La Tunisie à l’épreuve de l’UNCAC : un passage obligé

À l’approche de 2014, année durant laquelle la Tunisie organisera la 16e conférence internationale de  lutte  contre la corruption, les actions du gouvernement, du département de gouvernance au PNUD et surtout de la société civile vont crescendo, et le binôme corruption-transparence est de plus en plus au-devant de la scène médiatique. « I Watch », une jeune association qui combat la corruption depuis deux ans déjà est plus que jamais active et n’a récemment cessé de multiplier ses actions. Dernière action en date, une journée d’étude consacrée la semaine dernière à la «Convention des Nations unies contre la corruption» (UNCAC) et à l’adéquation des législations nationales aux lignes directrices de cette charte onusienne.

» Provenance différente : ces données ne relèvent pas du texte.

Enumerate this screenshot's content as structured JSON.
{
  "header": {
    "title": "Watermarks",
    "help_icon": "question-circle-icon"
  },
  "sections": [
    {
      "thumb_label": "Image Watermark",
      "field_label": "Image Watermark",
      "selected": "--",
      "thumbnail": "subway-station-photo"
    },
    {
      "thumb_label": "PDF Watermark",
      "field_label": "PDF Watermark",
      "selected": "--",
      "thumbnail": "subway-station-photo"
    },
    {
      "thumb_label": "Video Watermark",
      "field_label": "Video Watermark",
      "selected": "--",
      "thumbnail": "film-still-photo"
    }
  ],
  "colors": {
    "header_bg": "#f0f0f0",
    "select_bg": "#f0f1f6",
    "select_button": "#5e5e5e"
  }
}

L’UNCAC, le cauchemar des corrompus

Mais pourquoi tout cet intérêt pour l’UNCAC et à quoi servent tous les efforts pour s’y conformer ? C’est que ce document onusien, entré en vigueur en  2003, représente tant une charte éthique, avec son préambule optimiste, qu’un instrument juridique à la fois international et adaptable à l’échelle des 163 Etats-parties l’ayant signé. M. Kofi Annan, alors secrétaire général des Nations Unies, s’en était vivement félicité en écrivant dans l’avant-propos inaugurant le document : « La Convention contient toute une série de normes, de mesures et de règles que tous les pays peuvent appliquer pour renforcer le régime juridique et réglementaire de la lutte contre la corruption. Elle prévoit l’adoption de mesures préventives et la criminalisation des formes de corruption les plus répandues dans le secteur public et le secteur privé. Et elle marque un tournant décisif en ce qu’elle exige des États qu’ils restituent les fruits de la corruption au pays spolié ». Les propos solennels  de Kofi Annan, la convention les explique bien en 66 articles répertoriés sous huit chapitres. Outre les deux chapitres réservés aux dispositions générales et à celles finales, six sessions sont consacrées aux mesures préventives, à l’incrimination (emprisonnement), à la coopération internationale, au recouvrement des avoirs, à l’assistance technique et échange d’information et enfin aux mécanismes d’application.

 L’épreuve de l’examen

Ayant signé ladite Convention le 30 mars 2004 et l’ayant ratifiée le 23 septembre 2008, la Tunisie devra passer  cette année par un examen obligatoire élaboré par deux autres Etats-parties, tirés au sort, en l’occurrence le Togo et les Seychelles qui, tout en respectant « les principes de l’égalité souveraine et de l’intégrité territoriale de la Tunisie et  de la non-ingérence dans ses affaires », procéderont à « un examen préalable des réponses à la liste de contrôle détaillée pour l’auto-évaluation fournie par l’État-partie examiné. Cet examen comprend une analyse des réponses axée sur les mesures prises pour appliquer la Convention ainsi que sur les résultats obtenus et les problèmes rencontrés à cet égard » (Article 23 du mécanisme de révision élaboré par l’Office des Nations unies contre la drogue et le crime – UNODC).Ces deux pays examinateurs « peuvent demander à l’État-partie examiné de fournir des éclaircissements ou des informations complémentaires, ou poser des questions supplémentaires liées à l’examen » (Article 24 du mécanisme de révision). Tout ce travail aboutit à un rapport dans lequel les pays examinateurs « recensent les succès obtenus, les bonnes pratiques adoptées et les problèmes rencontrés dans l’application de la Convention et formulent des observations à cet égard. Le cas échéant, ils déterminent l’assistance technique nécessaire pour améliorer l’application de la Convention » (Article 33). Enfin, le rapport est étudié par le secrétariat de la conférence des pays de l’UNCAC, et d’autres mesures de suivi sont prises pour vérifier l’application par l’Etat examiné des recommandations du rapport.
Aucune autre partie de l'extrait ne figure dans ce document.